The 7-Day Focus Challenge

For those who need structure, try this:

  1. Daily non-negotiable: 300 words minimum before checking any metrics
  2. Digital boundaries: Block social/media sites during writing hours (Tools: Freedom | Cold Turkey)
  3. Progress tracking: Use our Notion Writing Template (includes word count graphs and distraction logs)

“I wrote my first novel in 90-minute bursts before work, guarding that time like a dragon with its gold.” — A now-published challenge participant

The Liberating Truth

Every minute spent agonizing over invisible audiences steals time from:

  • Developing your unique voice
  • Solving narrative problems
  • Crafting sentences that will eventually make readers say “I need more from this writer!”

Your future fans don’t want your marketing—they want your writing.
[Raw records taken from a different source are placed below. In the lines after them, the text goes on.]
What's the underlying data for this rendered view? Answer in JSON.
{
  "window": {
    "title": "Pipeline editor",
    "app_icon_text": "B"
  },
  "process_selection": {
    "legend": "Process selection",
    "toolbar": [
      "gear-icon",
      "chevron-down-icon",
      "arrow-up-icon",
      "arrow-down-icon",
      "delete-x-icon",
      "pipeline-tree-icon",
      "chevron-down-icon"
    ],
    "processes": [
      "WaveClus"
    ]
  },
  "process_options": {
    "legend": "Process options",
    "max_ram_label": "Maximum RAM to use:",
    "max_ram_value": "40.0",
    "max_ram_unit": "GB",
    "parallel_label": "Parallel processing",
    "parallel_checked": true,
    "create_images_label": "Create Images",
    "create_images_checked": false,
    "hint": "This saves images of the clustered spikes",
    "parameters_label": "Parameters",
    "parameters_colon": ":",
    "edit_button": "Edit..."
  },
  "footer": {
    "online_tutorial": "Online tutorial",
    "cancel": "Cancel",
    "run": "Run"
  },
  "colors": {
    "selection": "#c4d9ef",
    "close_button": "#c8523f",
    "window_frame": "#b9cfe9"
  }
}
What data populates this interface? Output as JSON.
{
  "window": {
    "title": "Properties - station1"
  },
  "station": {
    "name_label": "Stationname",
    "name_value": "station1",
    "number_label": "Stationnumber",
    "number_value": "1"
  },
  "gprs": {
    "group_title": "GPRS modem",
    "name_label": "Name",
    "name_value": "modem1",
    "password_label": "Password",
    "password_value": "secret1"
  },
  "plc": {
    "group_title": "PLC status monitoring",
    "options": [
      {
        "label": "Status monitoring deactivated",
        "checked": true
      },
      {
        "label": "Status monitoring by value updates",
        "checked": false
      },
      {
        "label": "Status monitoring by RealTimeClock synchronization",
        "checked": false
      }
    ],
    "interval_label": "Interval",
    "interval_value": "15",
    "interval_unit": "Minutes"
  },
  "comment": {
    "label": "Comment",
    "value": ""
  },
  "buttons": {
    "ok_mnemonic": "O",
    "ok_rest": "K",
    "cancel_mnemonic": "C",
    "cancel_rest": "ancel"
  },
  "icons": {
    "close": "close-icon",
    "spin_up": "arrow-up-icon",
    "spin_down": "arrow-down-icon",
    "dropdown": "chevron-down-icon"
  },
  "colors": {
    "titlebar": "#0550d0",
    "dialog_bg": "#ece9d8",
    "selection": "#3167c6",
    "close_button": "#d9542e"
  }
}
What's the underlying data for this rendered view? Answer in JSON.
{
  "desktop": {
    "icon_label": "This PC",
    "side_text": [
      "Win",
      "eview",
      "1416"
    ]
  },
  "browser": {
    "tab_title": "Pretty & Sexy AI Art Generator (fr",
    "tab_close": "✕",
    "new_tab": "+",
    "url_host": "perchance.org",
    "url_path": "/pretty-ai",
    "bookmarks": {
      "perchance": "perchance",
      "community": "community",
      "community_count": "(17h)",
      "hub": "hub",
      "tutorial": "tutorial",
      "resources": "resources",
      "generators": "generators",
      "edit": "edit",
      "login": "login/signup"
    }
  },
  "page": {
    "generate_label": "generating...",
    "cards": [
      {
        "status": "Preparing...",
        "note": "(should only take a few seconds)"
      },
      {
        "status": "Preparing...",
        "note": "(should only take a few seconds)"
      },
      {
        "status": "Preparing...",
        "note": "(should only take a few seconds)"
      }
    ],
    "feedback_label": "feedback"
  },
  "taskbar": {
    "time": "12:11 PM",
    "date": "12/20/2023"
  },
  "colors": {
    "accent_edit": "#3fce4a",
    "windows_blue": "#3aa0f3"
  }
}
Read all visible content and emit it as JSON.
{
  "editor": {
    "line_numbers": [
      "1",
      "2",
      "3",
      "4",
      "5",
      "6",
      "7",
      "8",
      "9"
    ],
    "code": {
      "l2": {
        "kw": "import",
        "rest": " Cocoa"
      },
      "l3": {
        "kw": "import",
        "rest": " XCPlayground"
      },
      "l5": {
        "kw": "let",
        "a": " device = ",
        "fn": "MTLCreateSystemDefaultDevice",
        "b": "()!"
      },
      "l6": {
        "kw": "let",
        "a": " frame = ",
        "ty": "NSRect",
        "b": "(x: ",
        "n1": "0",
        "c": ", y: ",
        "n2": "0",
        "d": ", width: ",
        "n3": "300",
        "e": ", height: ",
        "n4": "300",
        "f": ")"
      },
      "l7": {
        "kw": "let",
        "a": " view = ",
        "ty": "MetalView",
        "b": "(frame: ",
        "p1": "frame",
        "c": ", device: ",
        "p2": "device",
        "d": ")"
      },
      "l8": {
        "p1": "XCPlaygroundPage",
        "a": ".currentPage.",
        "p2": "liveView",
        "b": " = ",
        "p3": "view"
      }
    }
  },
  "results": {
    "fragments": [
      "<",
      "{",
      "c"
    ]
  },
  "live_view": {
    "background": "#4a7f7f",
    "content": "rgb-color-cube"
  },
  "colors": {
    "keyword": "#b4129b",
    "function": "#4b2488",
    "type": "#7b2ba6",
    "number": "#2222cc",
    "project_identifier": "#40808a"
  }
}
The kind that only emerges when you stop performing “author” and start being a writer.

Final Words

Save this image to your workspace:

[ ] Write first
[ ] Everything else

When tempted to check stats, ask: “Is this growing my audience or my manuscript?” The answer will guide you.

Now go. Your 300 words await.

Remember: The world needs your book more than it needs your tweets about someday writing that book.